Cem Karaca'yı oynayan sanatçı, Cem Karacaya çok benzemese de hal, hareket ve duruşunu çok özümsemiş ve güzel oynuyor. Şarkıları Cem karaca mı okuyor, film sanatçısı mı okuyor, ancak Cem Karaca'yı  iyi dinleyenler ayırt edebilir. 

Toto Karaca yani Cem Karaca'nın annesini oynayan sanatçımız da çok başarılı. Babasını oynayan sanatçımız da çok başarılı. Emrah Karaca'yı oynayan çocuklar da çok iyi. Hatta biraz büyümüş olarak babası için vatan haini ithamında bulunan çocuklara karşı duruşunda  çok gerçek bir karşı duruş yaşatıyor.

Cem Karaca'nın siidisini bana 30 sene kadar önce Emin abi hediye etmişti. Onu aradım filimden sonra teşekkür ettim. Filme gitmesini tavsiye ettim. Siidi hala elimde. 

Böyle bir film yapmayı düşünen onu gerçekleştiren insanlara  da teşekkür etmek isterim. 

Cem Karaca'nın hayatı yanında kendi doktorluğum etrafında dönen dolapların çirkinliği  ile utandım. 

Belki Cem Karaca babasının sözünü dinlemeyi deneseydi her şey farklı olabilirdi. Ama  o Cem Karaca  olacaktı  o gidişle. Barış Manço'nun bir röportajında söylediği gibi o da bir amaçla bu dünyaya gelmişti. Onun peşindeydi. 
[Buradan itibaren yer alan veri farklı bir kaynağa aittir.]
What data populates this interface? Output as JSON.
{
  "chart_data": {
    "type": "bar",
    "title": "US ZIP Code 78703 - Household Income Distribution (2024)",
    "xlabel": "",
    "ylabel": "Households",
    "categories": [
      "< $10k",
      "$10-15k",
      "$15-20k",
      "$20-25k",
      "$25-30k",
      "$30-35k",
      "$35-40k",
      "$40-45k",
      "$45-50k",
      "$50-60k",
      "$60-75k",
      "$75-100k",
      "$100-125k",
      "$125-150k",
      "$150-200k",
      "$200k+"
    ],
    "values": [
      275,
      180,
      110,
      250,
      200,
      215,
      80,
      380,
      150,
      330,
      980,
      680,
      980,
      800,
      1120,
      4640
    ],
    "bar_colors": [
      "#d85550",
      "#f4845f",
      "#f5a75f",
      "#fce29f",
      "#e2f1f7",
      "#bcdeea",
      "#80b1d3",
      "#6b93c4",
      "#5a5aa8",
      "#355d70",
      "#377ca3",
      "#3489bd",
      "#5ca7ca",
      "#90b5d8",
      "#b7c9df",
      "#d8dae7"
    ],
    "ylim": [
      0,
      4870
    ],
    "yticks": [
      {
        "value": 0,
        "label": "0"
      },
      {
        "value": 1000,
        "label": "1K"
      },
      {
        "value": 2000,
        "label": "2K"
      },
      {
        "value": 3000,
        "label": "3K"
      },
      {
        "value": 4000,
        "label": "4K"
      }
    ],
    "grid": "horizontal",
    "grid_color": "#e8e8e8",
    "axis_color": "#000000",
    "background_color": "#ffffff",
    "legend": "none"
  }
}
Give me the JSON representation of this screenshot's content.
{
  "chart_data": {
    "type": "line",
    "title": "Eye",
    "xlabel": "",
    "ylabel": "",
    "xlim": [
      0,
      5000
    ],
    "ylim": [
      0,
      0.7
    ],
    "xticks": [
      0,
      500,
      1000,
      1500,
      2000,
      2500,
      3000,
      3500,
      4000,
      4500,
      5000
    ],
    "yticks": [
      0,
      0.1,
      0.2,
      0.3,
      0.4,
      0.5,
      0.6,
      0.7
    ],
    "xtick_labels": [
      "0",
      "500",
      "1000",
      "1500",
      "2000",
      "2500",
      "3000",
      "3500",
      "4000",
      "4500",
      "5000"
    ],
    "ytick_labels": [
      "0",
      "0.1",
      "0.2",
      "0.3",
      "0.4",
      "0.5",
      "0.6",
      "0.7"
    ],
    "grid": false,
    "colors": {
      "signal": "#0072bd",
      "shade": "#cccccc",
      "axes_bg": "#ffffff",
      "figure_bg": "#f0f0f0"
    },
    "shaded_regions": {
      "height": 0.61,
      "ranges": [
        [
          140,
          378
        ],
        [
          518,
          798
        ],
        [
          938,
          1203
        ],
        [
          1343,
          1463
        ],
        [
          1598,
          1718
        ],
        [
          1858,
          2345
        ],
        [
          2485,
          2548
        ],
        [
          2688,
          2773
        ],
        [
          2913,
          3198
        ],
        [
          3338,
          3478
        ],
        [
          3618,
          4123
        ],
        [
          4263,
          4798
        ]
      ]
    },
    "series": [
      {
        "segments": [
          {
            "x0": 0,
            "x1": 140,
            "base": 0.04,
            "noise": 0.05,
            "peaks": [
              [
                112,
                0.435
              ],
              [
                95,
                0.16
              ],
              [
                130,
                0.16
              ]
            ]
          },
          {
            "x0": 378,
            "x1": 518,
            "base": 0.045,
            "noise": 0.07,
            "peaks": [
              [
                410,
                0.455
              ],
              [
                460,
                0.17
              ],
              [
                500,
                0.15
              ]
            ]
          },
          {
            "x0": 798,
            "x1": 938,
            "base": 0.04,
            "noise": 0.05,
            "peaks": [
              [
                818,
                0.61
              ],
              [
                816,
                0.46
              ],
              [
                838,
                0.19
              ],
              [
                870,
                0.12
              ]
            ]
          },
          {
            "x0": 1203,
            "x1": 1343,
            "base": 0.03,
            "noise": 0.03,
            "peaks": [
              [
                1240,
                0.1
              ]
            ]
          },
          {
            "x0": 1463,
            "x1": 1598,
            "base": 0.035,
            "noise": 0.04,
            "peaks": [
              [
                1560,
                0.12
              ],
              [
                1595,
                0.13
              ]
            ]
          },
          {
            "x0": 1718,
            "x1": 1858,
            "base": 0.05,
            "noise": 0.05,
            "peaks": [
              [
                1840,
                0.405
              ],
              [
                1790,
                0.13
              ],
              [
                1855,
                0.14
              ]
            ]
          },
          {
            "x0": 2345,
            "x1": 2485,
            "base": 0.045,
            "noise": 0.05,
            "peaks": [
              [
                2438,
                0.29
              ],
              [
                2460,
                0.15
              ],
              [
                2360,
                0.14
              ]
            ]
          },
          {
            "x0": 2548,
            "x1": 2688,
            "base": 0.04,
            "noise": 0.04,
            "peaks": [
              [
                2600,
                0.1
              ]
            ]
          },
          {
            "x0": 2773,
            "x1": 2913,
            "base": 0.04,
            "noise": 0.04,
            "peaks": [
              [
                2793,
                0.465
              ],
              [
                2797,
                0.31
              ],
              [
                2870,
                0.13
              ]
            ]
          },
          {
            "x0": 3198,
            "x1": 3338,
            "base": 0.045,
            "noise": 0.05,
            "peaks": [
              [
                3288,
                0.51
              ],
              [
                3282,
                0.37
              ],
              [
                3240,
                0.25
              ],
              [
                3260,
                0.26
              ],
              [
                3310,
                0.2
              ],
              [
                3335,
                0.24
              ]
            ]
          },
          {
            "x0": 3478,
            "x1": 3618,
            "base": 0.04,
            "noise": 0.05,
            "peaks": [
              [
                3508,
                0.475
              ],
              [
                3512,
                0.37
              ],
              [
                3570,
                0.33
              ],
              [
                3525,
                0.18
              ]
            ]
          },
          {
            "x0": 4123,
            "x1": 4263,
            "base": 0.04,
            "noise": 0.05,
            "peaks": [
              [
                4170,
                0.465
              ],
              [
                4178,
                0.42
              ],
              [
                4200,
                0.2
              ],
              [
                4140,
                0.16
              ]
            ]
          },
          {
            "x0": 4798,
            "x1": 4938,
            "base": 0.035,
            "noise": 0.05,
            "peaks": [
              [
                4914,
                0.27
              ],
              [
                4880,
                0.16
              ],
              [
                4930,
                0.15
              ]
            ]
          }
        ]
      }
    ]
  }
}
Film dolayısıyla sadece şarkılarını tanıdığım Cem Karaca'nın hayat hikayesini de öğrenmiş olmak beni çok mutlu etti.  İçime bir hüzün düşse de tavsiye ederim gidin ve izleyin lütfen. 

Böylece Emrah Karaca olmanın zorluklarını da, Cem Karaca'nın eşi olmanın zorluklarını da anlayabilir insan. 

Aslında son derece normal ve sıradan bir insanın sadece yaptığı müzikle çok aykırı bir insanmış da başına belalar davet etmiş gibi bir çatışmaya şahit olmak üzücü. Ama bu dünyanın her yerinde böyle. Japonya'da da böyle. Kaabe isimli filmi izlerseniz orada da aynı hikayeye denk gelirsiniz. 

Cem Karaca için çok şey söylenebilir ancak benim anladığım şu ki o, özgür bir kafa ve sevgi dolu bir kalbe sahipmiş.